Ancient woodland, ancient trees and veteran trees
About ancient woodland, ancient trees or veteran trees on or near a proposed development site and what you need to know when making a planning application.
Ancient woodland takes hundreds of years to establish and is defined as an irreplaceable habitat. It is a valuable natural asset
Natural England and Forestry Commission have produced 'standing advice' for ancient woodland, ancient trees and veteran trees. It is a material planning consideration for local planning authorities (LPAs).
You should take this advice into account when you make a planning application that affect ancient woodland, ancient trees or veteran trees.

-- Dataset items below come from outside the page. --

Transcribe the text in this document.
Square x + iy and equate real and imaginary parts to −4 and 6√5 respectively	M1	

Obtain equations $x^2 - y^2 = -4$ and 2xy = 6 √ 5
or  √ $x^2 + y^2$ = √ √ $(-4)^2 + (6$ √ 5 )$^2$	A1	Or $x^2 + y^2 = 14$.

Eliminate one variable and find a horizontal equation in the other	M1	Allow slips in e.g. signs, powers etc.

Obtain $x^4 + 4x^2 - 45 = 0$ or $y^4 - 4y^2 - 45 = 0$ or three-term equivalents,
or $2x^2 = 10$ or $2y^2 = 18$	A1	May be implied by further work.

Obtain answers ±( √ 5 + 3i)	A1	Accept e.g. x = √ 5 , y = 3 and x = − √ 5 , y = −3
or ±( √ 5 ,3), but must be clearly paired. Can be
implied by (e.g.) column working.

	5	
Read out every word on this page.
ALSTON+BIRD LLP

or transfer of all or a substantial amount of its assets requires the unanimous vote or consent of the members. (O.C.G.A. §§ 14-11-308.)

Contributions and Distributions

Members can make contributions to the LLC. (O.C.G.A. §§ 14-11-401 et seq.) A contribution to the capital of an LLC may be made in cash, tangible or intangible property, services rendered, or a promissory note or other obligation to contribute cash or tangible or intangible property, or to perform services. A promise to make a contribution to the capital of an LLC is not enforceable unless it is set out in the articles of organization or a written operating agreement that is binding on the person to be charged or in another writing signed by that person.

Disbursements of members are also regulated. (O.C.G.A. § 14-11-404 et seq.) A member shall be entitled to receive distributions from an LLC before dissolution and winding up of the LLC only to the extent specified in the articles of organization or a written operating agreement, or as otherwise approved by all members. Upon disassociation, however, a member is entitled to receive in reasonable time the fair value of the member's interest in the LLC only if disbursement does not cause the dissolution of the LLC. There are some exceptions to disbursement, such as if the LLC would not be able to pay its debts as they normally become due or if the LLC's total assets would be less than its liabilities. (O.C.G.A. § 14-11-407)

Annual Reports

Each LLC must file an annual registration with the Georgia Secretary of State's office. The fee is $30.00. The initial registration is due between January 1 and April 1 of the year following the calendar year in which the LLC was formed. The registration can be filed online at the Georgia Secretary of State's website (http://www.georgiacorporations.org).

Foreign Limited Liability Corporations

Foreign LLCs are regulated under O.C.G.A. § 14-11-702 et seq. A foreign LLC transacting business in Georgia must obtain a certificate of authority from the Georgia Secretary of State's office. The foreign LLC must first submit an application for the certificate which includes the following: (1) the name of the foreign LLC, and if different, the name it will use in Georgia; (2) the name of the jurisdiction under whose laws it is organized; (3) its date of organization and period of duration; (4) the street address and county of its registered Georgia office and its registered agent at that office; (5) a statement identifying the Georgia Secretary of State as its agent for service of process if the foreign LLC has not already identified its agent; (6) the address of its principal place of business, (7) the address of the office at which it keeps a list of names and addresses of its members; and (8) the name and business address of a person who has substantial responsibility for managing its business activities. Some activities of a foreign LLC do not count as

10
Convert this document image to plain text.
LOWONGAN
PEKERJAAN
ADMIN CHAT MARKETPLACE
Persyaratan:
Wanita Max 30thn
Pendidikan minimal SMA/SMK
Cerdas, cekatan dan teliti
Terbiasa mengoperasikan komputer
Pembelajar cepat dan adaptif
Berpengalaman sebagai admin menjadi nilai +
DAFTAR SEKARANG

Find out more about ancient woodland, ancient trees and veteran trees: advice for making planning decisions on GOV.UK
Affect of development
Development that can affect ancient woodland and veteran trees can include:
- damaging or destroying the tree(s) or woodland
- damaging or killing veteran trees or parts of them
- damaging roots and soil as well as vegetation under taller trees
- changes to the woodlands water table or drainage
- damage to archaeological features or heritage assets
Find if woodland is ancient
You can check if a tree or group of trees are ancient woodland by searching our constraints maps (opens new window) .
You'll also be able use these maps to see if a tree is in a conservation area or protected by a tree preservation order (TPO).
Protection ancient woodland
The council's Local Plan 2005 has policies to protect ancient woodland.
Development will only be permitted if the following criteria apply:
- the need for the development outweighs the need to retain the elements for their importance to wild fauna and flora
- mitigation measures are provided that would compensate for the harm and reinstate the nature conservation value of the locality
Appropriate management of these elements will be encouraged through the use of conditions and planning obligations.